The thread is about a tender and what it does: a tender is a simple device which tends/moves a friction hitch in a desired direction. There are many possible designs. In some of the responses above, we see that if we are willing to deal with a good amount of arm movement and travel/setback, on a short friction hitch, we can run the rope thru the carabiner so that it acts like a tending device. If ya play around with that, you'll find its a little klunky, particularly on a Prusik which binds pretty hard. That conversation leads to another option which is to use one of the more nifty friction hitches which has a self tending feature allowing relatively easy movement with NO tender and virtually no setback/travel. Those hitches include the Sticht, WLR, and mine: Longhorn Agile and JRB Ascender. But most friction hitches don't have that capability and need something to tend the hitch in order to shorten the system with one hand.

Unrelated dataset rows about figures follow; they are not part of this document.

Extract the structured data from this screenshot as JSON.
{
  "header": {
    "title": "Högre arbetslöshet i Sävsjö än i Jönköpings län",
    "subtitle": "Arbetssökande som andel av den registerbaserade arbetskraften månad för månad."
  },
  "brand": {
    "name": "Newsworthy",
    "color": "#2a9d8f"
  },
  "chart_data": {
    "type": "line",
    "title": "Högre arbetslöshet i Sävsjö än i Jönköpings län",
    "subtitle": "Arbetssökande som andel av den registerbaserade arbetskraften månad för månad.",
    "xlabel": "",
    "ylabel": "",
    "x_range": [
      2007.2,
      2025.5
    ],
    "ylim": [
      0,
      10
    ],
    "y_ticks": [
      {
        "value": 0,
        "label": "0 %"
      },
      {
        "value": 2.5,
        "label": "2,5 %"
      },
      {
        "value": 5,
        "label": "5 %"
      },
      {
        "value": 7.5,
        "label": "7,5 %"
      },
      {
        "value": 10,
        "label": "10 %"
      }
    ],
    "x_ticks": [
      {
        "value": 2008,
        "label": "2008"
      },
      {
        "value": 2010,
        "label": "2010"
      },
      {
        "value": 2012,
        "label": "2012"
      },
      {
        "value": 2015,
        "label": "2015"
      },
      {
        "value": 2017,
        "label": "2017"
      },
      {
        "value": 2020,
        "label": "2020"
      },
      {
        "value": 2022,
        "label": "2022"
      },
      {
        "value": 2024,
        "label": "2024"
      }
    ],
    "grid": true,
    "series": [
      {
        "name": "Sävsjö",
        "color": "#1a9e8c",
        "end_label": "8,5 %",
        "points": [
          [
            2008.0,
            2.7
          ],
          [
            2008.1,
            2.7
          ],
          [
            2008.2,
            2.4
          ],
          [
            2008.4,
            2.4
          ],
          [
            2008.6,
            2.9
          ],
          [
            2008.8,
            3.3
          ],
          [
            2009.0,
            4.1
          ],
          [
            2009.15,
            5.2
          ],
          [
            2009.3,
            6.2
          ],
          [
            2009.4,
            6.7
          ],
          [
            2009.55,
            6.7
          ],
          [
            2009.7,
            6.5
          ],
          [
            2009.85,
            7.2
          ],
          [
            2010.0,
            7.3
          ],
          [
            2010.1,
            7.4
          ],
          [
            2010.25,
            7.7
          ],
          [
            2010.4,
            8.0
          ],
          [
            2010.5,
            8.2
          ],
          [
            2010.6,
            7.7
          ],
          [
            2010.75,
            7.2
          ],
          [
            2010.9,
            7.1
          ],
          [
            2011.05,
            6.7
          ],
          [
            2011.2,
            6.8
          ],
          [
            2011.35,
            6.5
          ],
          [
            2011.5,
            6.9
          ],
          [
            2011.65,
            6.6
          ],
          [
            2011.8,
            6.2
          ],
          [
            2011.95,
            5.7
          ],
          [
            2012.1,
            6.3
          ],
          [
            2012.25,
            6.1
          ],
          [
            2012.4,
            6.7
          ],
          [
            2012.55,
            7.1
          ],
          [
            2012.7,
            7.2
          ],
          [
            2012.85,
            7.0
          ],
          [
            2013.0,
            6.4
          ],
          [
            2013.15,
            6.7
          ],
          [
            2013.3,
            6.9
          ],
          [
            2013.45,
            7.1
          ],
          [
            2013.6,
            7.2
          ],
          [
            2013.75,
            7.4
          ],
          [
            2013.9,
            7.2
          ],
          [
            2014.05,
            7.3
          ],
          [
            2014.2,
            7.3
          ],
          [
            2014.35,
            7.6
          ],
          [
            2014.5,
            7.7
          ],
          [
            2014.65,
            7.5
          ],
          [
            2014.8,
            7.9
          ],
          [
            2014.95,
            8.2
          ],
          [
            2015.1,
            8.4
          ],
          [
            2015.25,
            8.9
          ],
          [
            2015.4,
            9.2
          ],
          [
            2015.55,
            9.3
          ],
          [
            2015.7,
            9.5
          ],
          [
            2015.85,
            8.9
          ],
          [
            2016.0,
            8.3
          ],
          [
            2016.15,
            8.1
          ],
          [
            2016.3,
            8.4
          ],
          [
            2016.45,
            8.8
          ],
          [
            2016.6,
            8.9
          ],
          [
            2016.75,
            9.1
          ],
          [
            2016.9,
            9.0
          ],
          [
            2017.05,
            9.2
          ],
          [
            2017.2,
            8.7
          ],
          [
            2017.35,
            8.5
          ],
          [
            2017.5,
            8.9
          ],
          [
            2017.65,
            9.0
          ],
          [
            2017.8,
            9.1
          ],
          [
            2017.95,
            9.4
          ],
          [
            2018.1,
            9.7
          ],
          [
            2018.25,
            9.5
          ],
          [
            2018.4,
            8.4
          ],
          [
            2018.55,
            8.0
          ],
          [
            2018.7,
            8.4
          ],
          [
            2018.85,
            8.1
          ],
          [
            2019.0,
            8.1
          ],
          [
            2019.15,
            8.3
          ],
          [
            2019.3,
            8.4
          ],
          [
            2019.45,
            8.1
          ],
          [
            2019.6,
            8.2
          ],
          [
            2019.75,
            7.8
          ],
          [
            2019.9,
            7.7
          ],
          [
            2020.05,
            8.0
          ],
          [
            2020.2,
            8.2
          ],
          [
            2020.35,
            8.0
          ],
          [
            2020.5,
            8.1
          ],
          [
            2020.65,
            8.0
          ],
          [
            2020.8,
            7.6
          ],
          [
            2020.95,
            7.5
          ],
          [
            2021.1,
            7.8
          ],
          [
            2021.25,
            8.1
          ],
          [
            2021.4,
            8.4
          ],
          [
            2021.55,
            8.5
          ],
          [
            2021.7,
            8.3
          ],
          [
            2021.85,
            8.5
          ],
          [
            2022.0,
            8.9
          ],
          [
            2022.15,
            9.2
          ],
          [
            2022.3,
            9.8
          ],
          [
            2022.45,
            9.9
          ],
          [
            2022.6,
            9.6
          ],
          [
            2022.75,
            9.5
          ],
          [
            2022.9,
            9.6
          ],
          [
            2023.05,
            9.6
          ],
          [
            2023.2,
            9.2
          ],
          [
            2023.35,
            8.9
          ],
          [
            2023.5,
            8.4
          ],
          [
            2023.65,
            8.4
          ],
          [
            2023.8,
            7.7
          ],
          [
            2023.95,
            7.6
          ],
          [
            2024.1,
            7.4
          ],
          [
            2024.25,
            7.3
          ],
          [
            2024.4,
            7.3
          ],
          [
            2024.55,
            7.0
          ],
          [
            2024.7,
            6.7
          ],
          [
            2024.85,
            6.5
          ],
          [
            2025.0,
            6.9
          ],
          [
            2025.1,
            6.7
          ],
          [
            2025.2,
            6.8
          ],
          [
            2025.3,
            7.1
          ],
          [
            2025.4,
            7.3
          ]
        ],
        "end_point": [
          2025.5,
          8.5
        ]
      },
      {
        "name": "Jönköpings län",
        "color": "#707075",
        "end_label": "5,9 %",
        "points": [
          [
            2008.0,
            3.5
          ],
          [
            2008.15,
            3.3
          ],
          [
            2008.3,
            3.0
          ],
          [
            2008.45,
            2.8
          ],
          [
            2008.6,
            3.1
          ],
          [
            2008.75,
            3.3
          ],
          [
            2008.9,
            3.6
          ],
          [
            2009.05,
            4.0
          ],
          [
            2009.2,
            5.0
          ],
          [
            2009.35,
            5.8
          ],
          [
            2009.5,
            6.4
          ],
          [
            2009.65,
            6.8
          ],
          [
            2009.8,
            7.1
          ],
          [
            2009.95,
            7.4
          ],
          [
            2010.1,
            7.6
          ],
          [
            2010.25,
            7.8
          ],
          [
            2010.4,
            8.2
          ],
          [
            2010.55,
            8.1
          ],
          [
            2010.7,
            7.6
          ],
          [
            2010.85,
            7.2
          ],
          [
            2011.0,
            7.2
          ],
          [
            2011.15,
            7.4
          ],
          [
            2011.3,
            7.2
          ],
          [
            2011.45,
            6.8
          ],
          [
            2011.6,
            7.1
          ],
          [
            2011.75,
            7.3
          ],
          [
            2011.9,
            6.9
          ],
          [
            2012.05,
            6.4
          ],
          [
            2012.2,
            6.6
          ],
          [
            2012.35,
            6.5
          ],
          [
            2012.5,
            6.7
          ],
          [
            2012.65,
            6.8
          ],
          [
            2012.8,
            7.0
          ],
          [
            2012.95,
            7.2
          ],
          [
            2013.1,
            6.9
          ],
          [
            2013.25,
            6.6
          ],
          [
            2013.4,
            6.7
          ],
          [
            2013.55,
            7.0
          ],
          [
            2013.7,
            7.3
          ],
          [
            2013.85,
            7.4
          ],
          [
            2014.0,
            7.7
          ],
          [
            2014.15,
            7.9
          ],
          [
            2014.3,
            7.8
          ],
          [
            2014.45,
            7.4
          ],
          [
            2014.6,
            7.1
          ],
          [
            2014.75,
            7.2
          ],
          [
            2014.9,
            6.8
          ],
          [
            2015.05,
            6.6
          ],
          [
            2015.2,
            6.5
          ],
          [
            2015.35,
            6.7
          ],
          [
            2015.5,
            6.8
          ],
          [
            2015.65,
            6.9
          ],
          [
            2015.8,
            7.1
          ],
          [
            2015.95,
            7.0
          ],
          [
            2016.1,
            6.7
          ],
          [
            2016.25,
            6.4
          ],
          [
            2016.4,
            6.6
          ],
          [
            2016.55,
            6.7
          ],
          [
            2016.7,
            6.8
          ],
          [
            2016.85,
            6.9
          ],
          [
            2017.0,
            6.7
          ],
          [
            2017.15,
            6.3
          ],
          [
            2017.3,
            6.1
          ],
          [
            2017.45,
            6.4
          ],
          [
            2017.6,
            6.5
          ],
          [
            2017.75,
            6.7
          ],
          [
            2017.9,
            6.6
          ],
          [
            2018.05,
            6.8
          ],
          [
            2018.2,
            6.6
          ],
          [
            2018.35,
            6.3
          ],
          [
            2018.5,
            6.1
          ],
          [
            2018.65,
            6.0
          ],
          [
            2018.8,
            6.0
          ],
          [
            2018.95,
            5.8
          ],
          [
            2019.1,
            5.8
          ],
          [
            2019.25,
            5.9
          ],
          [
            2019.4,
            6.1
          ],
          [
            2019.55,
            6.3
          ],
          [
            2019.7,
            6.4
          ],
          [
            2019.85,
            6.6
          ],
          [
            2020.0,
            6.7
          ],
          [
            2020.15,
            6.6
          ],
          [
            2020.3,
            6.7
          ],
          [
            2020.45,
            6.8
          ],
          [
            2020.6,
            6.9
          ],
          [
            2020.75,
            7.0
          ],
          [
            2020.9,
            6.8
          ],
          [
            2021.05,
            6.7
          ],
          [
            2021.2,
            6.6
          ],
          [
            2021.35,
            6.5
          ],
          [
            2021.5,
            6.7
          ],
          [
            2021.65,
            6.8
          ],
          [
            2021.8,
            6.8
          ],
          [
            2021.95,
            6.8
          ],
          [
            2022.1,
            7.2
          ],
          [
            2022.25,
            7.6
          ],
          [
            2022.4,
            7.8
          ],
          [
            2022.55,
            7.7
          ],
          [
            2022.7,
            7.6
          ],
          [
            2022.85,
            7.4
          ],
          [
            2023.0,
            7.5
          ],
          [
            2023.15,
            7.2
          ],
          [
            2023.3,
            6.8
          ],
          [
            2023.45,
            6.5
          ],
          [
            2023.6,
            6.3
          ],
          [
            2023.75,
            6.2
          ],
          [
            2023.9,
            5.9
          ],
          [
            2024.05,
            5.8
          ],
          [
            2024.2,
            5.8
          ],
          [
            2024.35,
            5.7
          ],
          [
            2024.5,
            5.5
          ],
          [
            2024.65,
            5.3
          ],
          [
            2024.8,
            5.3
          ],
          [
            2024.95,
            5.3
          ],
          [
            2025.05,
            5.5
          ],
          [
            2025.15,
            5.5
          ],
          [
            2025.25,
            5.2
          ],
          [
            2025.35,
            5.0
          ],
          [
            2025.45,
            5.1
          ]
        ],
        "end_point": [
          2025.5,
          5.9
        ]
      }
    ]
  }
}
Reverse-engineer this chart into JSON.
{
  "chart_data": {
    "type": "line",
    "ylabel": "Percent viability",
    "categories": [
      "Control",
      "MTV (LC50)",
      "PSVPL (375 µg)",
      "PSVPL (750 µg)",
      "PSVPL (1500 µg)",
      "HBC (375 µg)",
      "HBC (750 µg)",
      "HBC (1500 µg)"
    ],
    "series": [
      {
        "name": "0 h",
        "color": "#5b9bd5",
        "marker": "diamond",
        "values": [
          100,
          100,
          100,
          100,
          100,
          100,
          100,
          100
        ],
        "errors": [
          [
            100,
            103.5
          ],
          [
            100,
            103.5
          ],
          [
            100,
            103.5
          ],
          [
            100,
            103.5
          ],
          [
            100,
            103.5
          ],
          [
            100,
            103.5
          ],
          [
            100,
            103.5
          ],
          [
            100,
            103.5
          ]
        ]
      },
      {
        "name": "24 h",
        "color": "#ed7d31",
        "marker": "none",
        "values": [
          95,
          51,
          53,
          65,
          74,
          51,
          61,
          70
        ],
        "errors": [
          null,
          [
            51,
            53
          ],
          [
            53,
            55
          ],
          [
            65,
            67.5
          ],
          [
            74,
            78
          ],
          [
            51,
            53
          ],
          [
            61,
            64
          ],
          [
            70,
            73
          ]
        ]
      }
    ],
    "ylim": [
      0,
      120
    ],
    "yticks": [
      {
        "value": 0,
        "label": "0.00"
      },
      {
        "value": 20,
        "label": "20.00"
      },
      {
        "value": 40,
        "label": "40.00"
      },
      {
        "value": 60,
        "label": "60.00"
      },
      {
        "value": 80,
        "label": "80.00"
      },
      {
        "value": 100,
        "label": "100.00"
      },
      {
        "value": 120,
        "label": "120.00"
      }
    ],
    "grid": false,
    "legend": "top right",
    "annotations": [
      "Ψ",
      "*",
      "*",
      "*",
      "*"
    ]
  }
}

The concept of using a friction hitch as a BACKUP for a mechanical device is a different topic. Thats not what this thread is about. But its a good idea and we have to evaluate what features are most important. For example, even though any of the hitches mentioned work as a backup, we really don't need the tending feature in a backup. We might be able to use something simpler to tie for a backup.

JrbTreeClimbing.com, affiliated with RockNArbor.com
A tender can also be the cord ends tied in back, or the hitch’s legs configured to push up on it. Just came up with one for long loop users. A loop is formed in back with one side of the loop, and a bight is put inside. The Double Fishermen’s bend has a longer tail which is put through the bight, stopper on the tail for security.